- Occupation: Journalist
- Genre: non-fiction
- Subjects: Crime, terrorism; Cold War history; espionage;
- Years active: 2000s–present
- Notable works: The Golden Thread: The Cold War and the Mysterious Death of Dag Hammarskjöld

= Ravi Somaiya =

Ravi Somaiya is a British author and journalist, most known for his investigative work and his 2020 book on the murder of UN Secretary General Dag Hammarskjöld.

==Background==
Somaiya was born in England. His grandparents were Indians who migrated to Uganda.

==Career==

He has been a correspondent for the New York Times, and also written for the Guardian, Rolling Stone and New York Magazine. His topics range from crime, terrorism, Wikileaks to table tennis.

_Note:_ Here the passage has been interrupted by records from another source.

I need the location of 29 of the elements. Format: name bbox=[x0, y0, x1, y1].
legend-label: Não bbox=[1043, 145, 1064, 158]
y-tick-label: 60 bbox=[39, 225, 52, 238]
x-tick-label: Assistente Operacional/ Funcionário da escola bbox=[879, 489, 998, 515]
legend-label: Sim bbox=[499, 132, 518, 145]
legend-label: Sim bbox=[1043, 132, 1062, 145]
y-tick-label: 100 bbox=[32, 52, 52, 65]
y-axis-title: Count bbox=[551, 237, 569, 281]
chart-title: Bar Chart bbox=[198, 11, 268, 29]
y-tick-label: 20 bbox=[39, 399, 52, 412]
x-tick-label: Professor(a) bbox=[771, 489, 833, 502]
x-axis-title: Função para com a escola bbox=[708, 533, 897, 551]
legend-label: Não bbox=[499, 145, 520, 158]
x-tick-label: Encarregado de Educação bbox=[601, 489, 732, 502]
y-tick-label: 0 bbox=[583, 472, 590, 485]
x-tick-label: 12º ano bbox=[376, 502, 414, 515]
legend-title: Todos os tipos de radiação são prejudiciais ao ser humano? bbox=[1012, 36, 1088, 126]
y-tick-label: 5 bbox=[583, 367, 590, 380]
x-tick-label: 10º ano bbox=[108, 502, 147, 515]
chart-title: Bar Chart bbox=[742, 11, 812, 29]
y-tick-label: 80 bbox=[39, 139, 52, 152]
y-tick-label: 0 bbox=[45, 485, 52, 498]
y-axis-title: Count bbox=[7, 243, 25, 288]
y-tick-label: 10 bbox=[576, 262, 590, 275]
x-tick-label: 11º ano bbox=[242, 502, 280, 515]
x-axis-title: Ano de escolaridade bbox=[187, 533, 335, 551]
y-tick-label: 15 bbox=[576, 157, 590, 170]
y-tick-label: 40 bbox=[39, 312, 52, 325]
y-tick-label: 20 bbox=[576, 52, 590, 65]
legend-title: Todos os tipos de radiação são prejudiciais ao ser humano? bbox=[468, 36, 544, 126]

In 2020, he published the book The Golden Thread: The Cold War and the Mysterious Death of Dag Hammarskjöld where he presents proof that Hammarskjöld was murdered and that the plane crash was not an accident.

His 2022 Air Mail story “The Root of All Evil” on an exorcism in Mexico City is in development with Prologue Entertainment, Atomic Monster and Blumhouse as a psychological thriller.

In late 2025 he founded Bungalow, a magazine devoted to exploring one overlooked or under-reported story in depth. The magazine has co-published reporting projects with publications including the Financial Times.